Fetterman’s victory is no real victory for the left. It does, however, expose a yawning chasm between Pennsylvania Democrats and left-of-center powerbrokers, and a large segment of the base: a trend that was visible up and down the ballot on Tuesday night. The Philadelphia machine was unable to derail the reelection of state representatives Rick Krajewski and Elizabeth Fiedler, and although votes are still being counted, the Allegheny machine and conservative elements of organized labor appear to have failed to stop Summer Lee’s ascent to Congress, even with a last-minute flood of outside spending by AIPAC in support of her competitor Steve Irwin.
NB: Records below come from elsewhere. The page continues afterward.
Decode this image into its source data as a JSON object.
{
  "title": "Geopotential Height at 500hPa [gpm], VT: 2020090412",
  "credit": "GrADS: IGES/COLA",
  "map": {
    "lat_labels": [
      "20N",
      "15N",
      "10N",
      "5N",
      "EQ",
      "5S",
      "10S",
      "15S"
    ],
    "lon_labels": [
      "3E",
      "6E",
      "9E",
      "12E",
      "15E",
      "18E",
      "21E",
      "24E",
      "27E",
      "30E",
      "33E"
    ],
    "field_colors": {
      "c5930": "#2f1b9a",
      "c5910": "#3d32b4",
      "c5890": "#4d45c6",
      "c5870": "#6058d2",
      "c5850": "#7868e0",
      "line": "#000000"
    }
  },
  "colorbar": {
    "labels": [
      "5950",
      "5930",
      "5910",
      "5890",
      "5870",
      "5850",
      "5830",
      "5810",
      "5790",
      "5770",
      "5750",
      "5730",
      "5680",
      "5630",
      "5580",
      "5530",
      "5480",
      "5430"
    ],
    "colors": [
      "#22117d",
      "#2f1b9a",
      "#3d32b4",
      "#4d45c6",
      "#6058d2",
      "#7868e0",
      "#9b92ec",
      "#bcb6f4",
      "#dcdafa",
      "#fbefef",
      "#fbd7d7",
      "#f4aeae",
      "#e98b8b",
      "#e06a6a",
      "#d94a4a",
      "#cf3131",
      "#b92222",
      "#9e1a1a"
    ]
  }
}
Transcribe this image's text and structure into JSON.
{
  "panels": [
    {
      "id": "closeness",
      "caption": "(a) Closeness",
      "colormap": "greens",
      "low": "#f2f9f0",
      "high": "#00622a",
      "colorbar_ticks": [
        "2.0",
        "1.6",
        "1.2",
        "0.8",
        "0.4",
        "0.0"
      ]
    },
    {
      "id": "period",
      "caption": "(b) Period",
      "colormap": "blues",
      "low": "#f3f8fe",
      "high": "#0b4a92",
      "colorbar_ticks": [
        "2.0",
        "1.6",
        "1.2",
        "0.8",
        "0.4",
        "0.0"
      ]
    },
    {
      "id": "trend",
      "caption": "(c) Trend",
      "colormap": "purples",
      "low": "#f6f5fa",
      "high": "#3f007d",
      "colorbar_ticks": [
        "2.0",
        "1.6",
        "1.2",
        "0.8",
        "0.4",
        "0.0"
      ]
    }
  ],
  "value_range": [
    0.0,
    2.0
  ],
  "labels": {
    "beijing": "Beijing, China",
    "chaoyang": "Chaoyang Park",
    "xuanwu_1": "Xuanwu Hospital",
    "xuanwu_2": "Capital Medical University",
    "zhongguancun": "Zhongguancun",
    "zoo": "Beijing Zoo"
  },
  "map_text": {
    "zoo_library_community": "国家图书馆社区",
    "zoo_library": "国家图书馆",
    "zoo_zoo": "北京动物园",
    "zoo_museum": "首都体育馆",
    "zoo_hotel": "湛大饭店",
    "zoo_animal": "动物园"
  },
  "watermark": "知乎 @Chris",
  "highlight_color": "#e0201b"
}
Endorsements by “notable” Democrats like former governor Ed Rendell and Philadelphia mayor Jim Kenney were shown to mean nothing to voters. People who once served as gatekeepers to political power in the state appear to have lost their keys.

In that regard, Fetterman may have done progressives a favor. He and his campaign helped lead the charge on a night when insurgents appear to have largely smashed Pennsylvania’s Democratic old guard. The cracks in their power had been evident for years, most recently with Ed Gainey’s victory over Bill Peduto for mayor of Pittsburgh last year. Now it’s worth speculating whether they have any hope of clawing it back. But the opening created by this primary will mean little if it doesn’t translate into success in November. Fetterman’s populist rhetoric and grassroots campaigning, combined with Josh Shapiro’s more traditional but effective brand of power politics, may prevail. And Pennsylvanians, especially progressive Pennsylvanians, had best hope they do. The alternative vision presented by Douglas Mastriano and Senate candidates like Dr. Oz and David McCormick—one of escalated culture wars, slash-and-burn austerity, and the shredding of our last vestiges of democracy—is too terrifying to countenance.